Switch to threadfin?
sigaloid opened this issue · comments
https://github.com/sagebind/threadfin
Provides automatic pool resizing.
It's a bit bigger of a dependency, but it avoids my (admittedly amateurish) resizing of the threadpool... I don't see a super compelling argument to feature-gating it, as it's the threadpool library, not something the enduser typically wants to have to configure.
I've actually been playing with the concept of removing threading altogether and using a state machine. When I was reading up on slowloris one of the things that was pointed out was that NGINX was immune to the attack because it doesn't have a thread pool, rather it uses one thread per CPU and utilizes a state machine to handle requests.
I've set up a basic implementation and ran drill against it. I've gotten a result of 1500 requests per second with 80 simultaneous requests being handled by the server and all on a single thread.
I'd love to see this implemented; gotta do some reading on state machines first 😅. Does this affect the speed of parsing of requests as well? That way we can easily benchmark it to quantify the change in speed.
https://github.com/JEBailey/vial/tree/nonblocking
So the idea behind it is to break down the processing into steps and keep track of where you are in the steps.

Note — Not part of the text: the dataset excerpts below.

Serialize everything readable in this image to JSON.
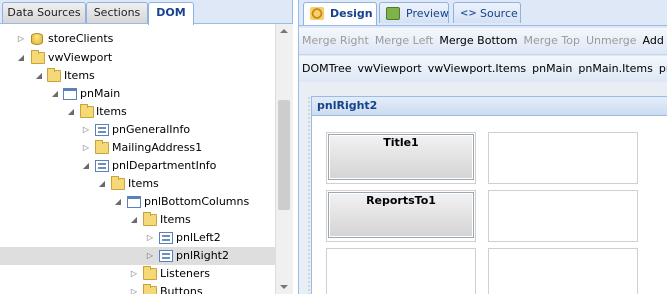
{
  "left_tabs": [
    {
      "label": "Data Sources",
      "active": false
    },
    {
      "label": "Sections",
      "active": false
    },
    {
      "label": "DOM",
      "active": true
    }
  ],
  "tree": [
    {
      "label": "storeClients",
      "icon": "database-icon",
      "expanded": false,
      "selected": false
    },
    {
      "label": "vwViewport",
      "icon": "folder-icon",
      "expanded": true,
      "selected": false
    },
    {
      "label": "Items",
      "icon": "folder-icon",
      "expanded": true,
      "selected": false
    },
    {
      "label": "pnMain",
      "icon": "panel-icon",
      "expanded": true,
      "selected": false
    },
    {
      "label": "Items",
      "icon": "folder-icon",
      "expanded": true,
      "selected": false
    },
    {
      "label": "pnGeneralInfo",
      "icon": "form-panel-icon",
      "expanded": false,
      "selected": false
    },
    {
      "label": "MailingAddress1",
      "icon": "folder-icon",
      "expanded": false,
      "selected": false
    },
    {
      "label": "pnlDepartmentInfo",
      "icon": "form-panel-icon",
      "expanded": true,
      "selected": false
    },
    {
      "label": "Items",
      "icon": "folder-icon",
      "expanded": true,
      "selected": false
    },
    {
      "label": "pnlBottomColumns",
      "icon": "panel-icon",
      "expanded": true,
      "selected": false
    },
    {
      "label": "Items",
      "icon": "folder-icon",
      "expanded": true,
      "selected": false
    },
    {
      "label": "pnlLeft2",
      "icon": "form-panel-icon",
      "expanded": false,
      "selected": false
    },
    {
      "label": "pnlRight2",
      "icon": "form-panel-icon",
      "expanded": false,
      "selected": true
    },
    {
      "label": "Listeners",
      "icon": "folder-icon",
      "expanded": false,
      "selected": false
    },
    {
      "label": "Buttons",
      "icon": "folder-icon",
      "expanded": false,
      "selected": false
    }
  ],
  "right_tabs": [
    {
      "label": "Design",
      "icon": "design-icon",
      "active": true
    },
    {
      "label": "Preview",
      "icon": "preview-icon",
      "active": false
    },
    {
      "label": "Source",
      "icon": "source-icon",
      "active": false
    }
  ],
  "toolbar": {
    "merge_right": "Merge Right",
    "merge_left": "Merge Left",
    "merge_bottom": "Merge Bottom",
    "merge_top": "Merge Top",
    "unmerge": "Unmerge",
    "add_row": "Add row below"
  },
  "breadcrumb": [
    "DOMTree",
    "vwViewport",
    "vwViewport.Items",
    "pnMain",
    "pnMain.Items",
    "pnlDepartmentInfo"
  ],
  "design_panel": {
    "title": "pnlRight2",
    "fields": [
      "Title1",
      "ReportsTo1"
    ]
  },
  "colors": {
    "accent": "#15428b",
    "selection": "#dedede",
    "border": "#99bbe8"
  }
}
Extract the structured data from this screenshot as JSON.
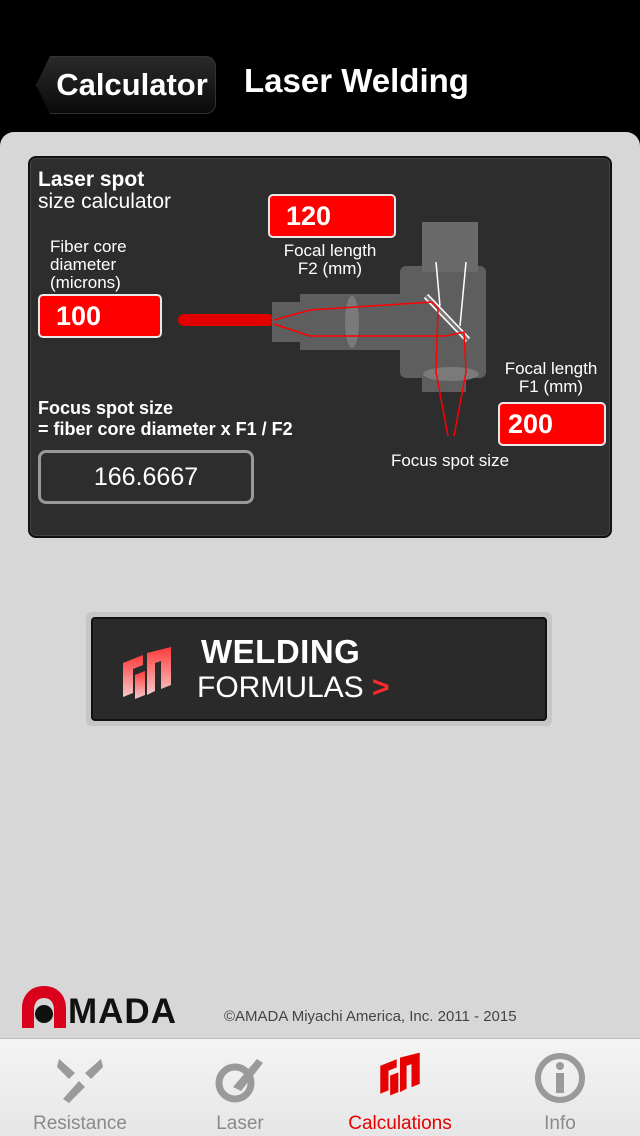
{
  "navbar": {
    "back_label": "Calculator",
    "title": "Laser Welding"
  },
  "calculator": {
    "title_line1": "Laser spot",
    "title_line2": "size calculator",
    "fiber_label": [
      "Fiber core",
      "diameter",
      "(microns)"
    ],
    "fiber_value": "100",
    "f2_label": [
      "Focal length",
      "F2 (mm)"
    ],
    "f2_value": "120",
    "f1_label": [
      "Focal length",
      "F1 (mm)"
    ],
    "f1_value": "200",
    "spot_label": "Focus spot size",
    "formula_line1": "Focus spot size",
    "formula_line2": "= fiber core diameter x F1 / F2",
    "result": "166.6667"
  },
  "welding_button": {
    "line1": "WELDING",
    "line2": "FORMULAS",
    "arrow": ">"
  },
  "footer": {
    "brand": "MADA",
    "copyright": "©AMADA Miyachi America, Inc. 2011 - 2015"
  },
  "tabs": [
    {
      "label": "Resistance",
      "icon": "resistance-icon"
    },
    {
      "label": "Laser",
      "icon": "laser-icon"
    },
    {
      "label": "Calculations",
      "icon": "calculations-icon",
      "active": true
    },
    {
      "label": "Info",
      "icon": "info-icon"
    }
  ],
  "colors": {
    "accent": "#ff0000",
    "active_tab": "#e60000"
  }
}
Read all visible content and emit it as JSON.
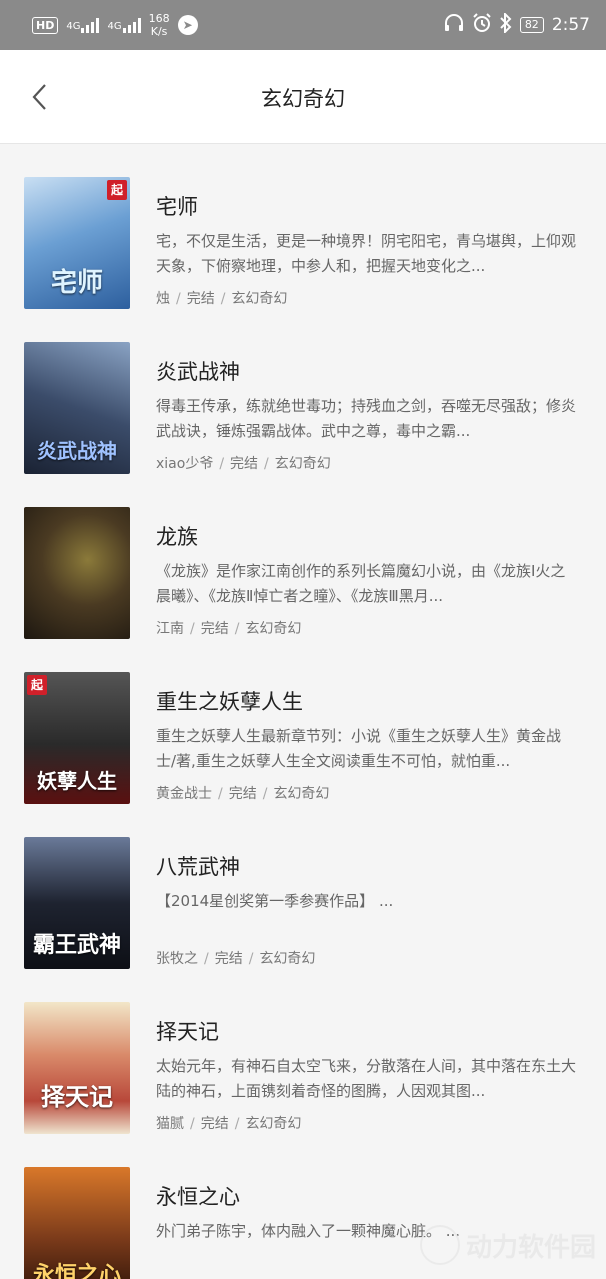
{
  "status_bar": {
    "hd": "HD",
    "net1": "4G",
    "net2": "4G",
    "speed_value": "168",
    "speed_unit": "K/s",
    "battery": "82",
    "time": "2:57",
    "icons": [
      "headphones-icon",
      "alarm-icon",
      "bluetooth-icon"
    ]
  },
  "header": {
    "title": "玄幻奇幻"
  },
  "books": [
    {
      "title": "宅师",
      "desc": "宅，不仅是生活，更是一种境界！阴宅阳宅，青乌堪舆，上仰观天象，下俯察地理，中参人和，把握天地变化之...",
      "author": "烛",
      "status": "完结",
      "category": "玄幻奇幻",
      "cover_text": "宅师",
      "cover_badge": "起",
      "cover_color": "#5a8fc8"
    },
    {
      "title": "炎武战神",
      "desc": "得毒王传承，练就绝世毒功；持残血之剑，吞噬无尽强敌；修炎武战诀，锤炼强霸战体。武中之尊，毒中之霸...",
      "author": "xiao少爷",
      "status": "完结",
      "category": "玄幻奇幻",
      "cover_text": "炎武战神",
      "cover_badge": "",
      "cover_color": "#3b4c6a"
    },
    {
      "title": "龙族",
      "desc": "《龙族》是作家江南创作的系列长篇魔幻小说，由《龙族Ⅰ火之晨曦》、《龙族Ⅱ悼亡者之瞳》、《龙族Ⅲ黑月...",
      "author": "江南",
      "status": "完结",
      "category": "玄幻奇幻",
      "cover_text": "",
      "cover_badge": "",
      "cover_color": "#4a3a22"
    },
    {
      "title": "重生之妖孽人生",
      "desc": "重生之妖孽人生最新章节列：小说《重生之妖孽人生》黄金战士/著,重生之妖孽人生全文阅读重生不可怕，就怕重...",
      "author": "黄金战士",
      "status": "完结",
      "category": "玄幻奇幻",
      "cover_text": "妖孽人生",
      "cover_badge": "起",
      "cover_color": "#2a2a2a"
    },
    {
      "title": "八荒武神",
      "desc": "【2014星创奖第一季参赛作品】 ...",
      "author": "张牧之",
      "status": "完结",
      "category": "玄幻奇幻",
      "cover_text": "霸王武神",
      "cover_badge": "",
      "cover_color": "#1e2330"
    },
    {
      "title": "择天记",
      "desc": "太始元年，有神石自太空飞来，分散落在人间，其中落在东土大陆的神石，上面镌刻着奇怪的图腾，人因观其图...",
      "author": "猫腻",
      "status": "完结",
      "category": "玄幻奇幻",
      "cover_text": "择天记",
      "cover_badge": "",
      "cover_color": "#b8483a"
    },
    {
      "title": "永恒之心",
      "desc": "外门弟子陈宇，体内融入了一颗神魔心脏。 ...",
      "author": "",
      "status": "",
      "category": "",
      "cover_text": "永恒之心",
      "cover_badge": "",
      "cover_color": "#7a3a1a"
    }
  ],
  "watermark": {
    "text": "动力软件园"
  }
}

The main loop does the following:
- Check for new incoming requests, if there is one add it to the pool
- Iterate through the pool
- Read some data
- Are we done reading data? parse it.
- Are we done parsing? Make a request
- Do we have a request? Get a response?
- Write the response out.
My current implementation is very rough, my initial attempt was much more granular but I got to a point where I was reading up on RefCell and RC and I'm not up to speed on that. So I kept it simple.
Things I discovered. I had to write my own read timeout because setting it on a non-blocking stream doesn't work. I also had to implement it because certain browsers will initiate the TCP connection if you hover over a link and never actually touch it.
Scaling is done by the size of the Vector so I can set a max size and just drop connections if I exceed that amount. I haven't been able to max it out yet.
Very impressive, I like it! Is the performance better than currently? It seems like it would be. Unfortunately the existing Criterion benchmarks I have really only benchmark the request-parsing so I'm not sure if it would measure a difference in the case of a state machine.
Right now the results are very similar. There's a couple of things I've taken away from that. First, I haven't taxed the server enough to the point of there being a difference between the two. Second, that this is very favorable towards the state model as a naive implementation is able to hold its own against a thread pool.